La questione, com’è facile immaginare, è complessa e delicata. I depositari della proposta di legge citano la letteratura scientifica che evidenzia che i giovani che trascorrono più di tre ore al giorno sui social media hanno il doppio delle probabilità di sviluppare problemi di salute mentale, inclusi disturbi come ansia, depressione e pensieri suicidi.

Questo, sostengono Rob Bonta e Rebecca Bauer-Kahan, è dovuto proprio alle dinamiche intrinseche dei social media che prevedono un sistema che in nome del profitto mantiene le persone costantemente coinvolte andando a creare una vera e propria dipendenza dannosa per il benessere delle persone.

Il disegno di legge vorrebbe imporre ai social network di mostrare un avviso di sicurezza che spieghi agli utenti il potenziale impatto negativo sulla salute mentale dei bambini e degli adolescenti dell’utilizzo di queste piattaforme. L’avviso, della durata di 90 secondi, verrebbe mostrato indipendentemente dall’età al primo accesso alla piattaforma e poi almeno una volta alla settimana.

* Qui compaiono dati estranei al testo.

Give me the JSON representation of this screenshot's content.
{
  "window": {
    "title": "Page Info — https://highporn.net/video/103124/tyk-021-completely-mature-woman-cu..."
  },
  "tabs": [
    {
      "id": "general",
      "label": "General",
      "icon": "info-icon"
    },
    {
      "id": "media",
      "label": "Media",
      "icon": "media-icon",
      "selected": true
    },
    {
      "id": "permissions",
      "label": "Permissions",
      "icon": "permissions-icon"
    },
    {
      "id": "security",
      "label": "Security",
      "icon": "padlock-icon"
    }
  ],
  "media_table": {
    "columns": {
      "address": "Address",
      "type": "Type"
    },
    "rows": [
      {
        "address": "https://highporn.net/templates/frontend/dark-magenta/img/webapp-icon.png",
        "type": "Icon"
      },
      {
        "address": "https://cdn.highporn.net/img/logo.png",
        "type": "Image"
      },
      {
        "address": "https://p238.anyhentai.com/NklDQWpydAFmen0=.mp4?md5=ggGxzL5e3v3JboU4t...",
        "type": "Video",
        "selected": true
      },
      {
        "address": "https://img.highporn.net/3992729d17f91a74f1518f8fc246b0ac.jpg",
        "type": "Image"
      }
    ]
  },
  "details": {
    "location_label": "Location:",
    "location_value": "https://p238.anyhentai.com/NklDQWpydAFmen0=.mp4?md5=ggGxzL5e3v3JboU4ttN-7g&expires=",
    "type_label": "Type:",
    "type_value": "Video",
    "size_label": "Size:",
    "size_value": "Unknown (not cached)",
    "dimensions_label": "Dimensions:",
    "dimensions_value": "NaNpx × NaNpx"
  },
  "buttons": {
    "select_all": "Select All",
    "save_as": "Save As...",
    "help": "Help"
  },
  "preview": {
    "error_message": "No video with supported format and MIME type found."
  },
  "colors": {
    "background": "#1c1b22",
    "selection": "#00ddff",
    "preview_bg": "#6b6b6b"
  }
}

La misura replica un po’ quella che da anni è stata adottata sui pacchetti di sigarette e tabacco con l’avviso che il fumo nuoce alla salute (e le sue varianti). Non sarebbe la soluzione del problema ma, così i firmatari della proposta di legge, uno strumento per informare i giovani sui rischi cui vanno incontro.

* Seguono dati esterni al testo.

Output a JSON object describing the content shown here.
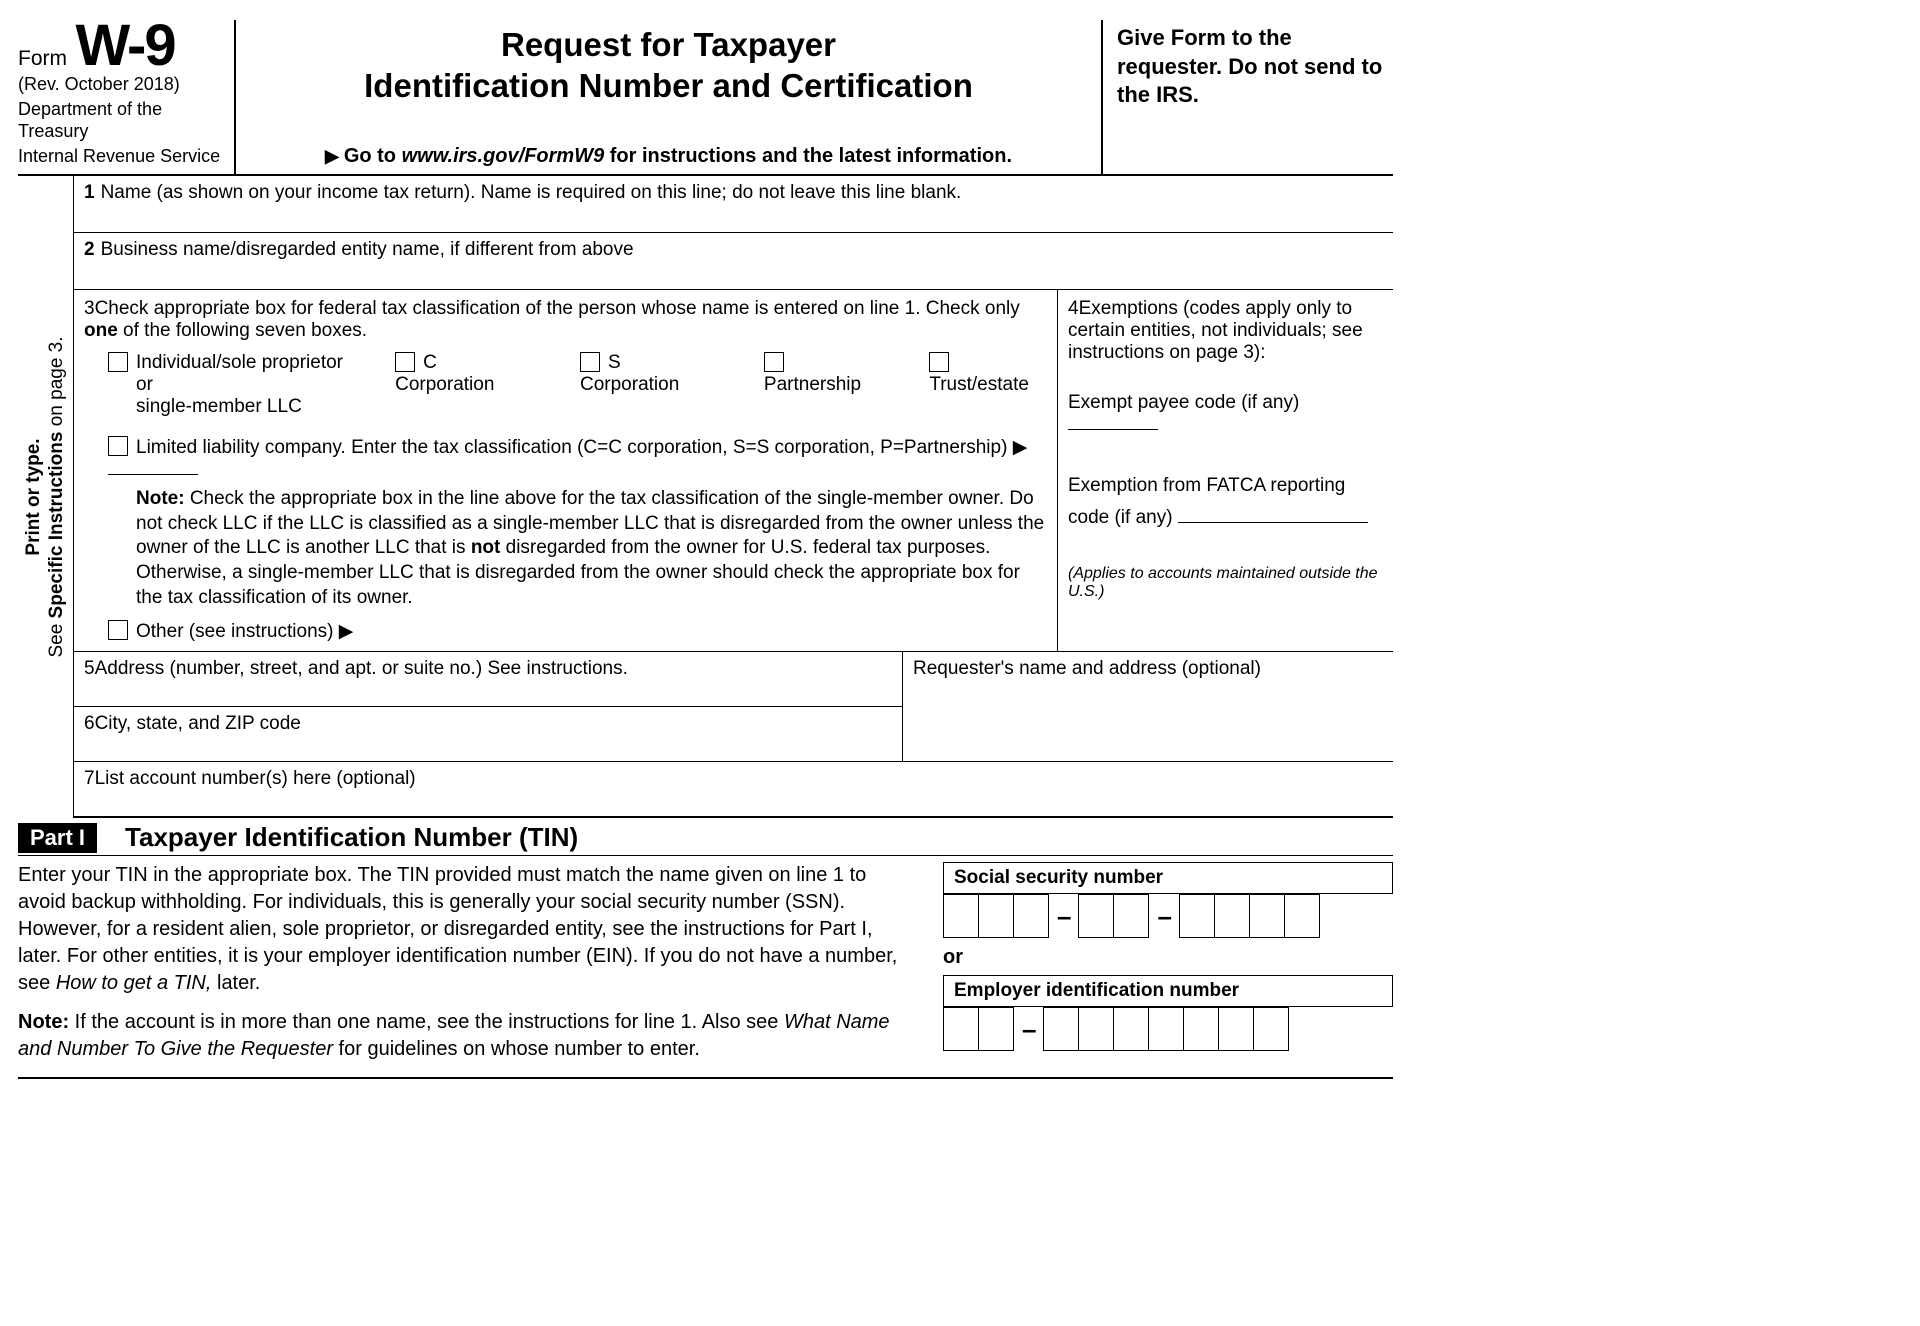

La proposta di legge è solo l’ultimo tassello di una battaglia che in California (e in altri Paesi degli Stati Uniti) viene portata avanti in maniera particolarmente energica. Lo scorso ottobre Rob Bonta e altri procuratori generali statali hanno intentato diverse cause contro TikTok per aver ingannato gli utenti sulla sicurezza dell’app e averli sfruttati e danneggiati. L‘anno scorso è stata Meta a essere coinvolta da iniziative simili rea, secondo le accuse, di aver creato funzionalità dannose per la salute psicofisica dei bambini e degli adolescenti.

Il fenomeno è da una parte ampiamente noto e dall’altra monitorato da diverse ricerche scientifiche che evidenziano anche come l’uso dei social network possa interferire con la vita quotidiana degli adolescenti. Il sistema basato sugli algoritmi, infatti, interrompe cronicamente il loro sonno con il flusso costante di notifiche per mantenere i più giovani costantemente impegnati sulle piattaforme.

Non sarà certo una legge, sempre che venga approvata, a risolvere il problema, ma è importante e urgente che qualcuno si faccia carico seriamente della questione.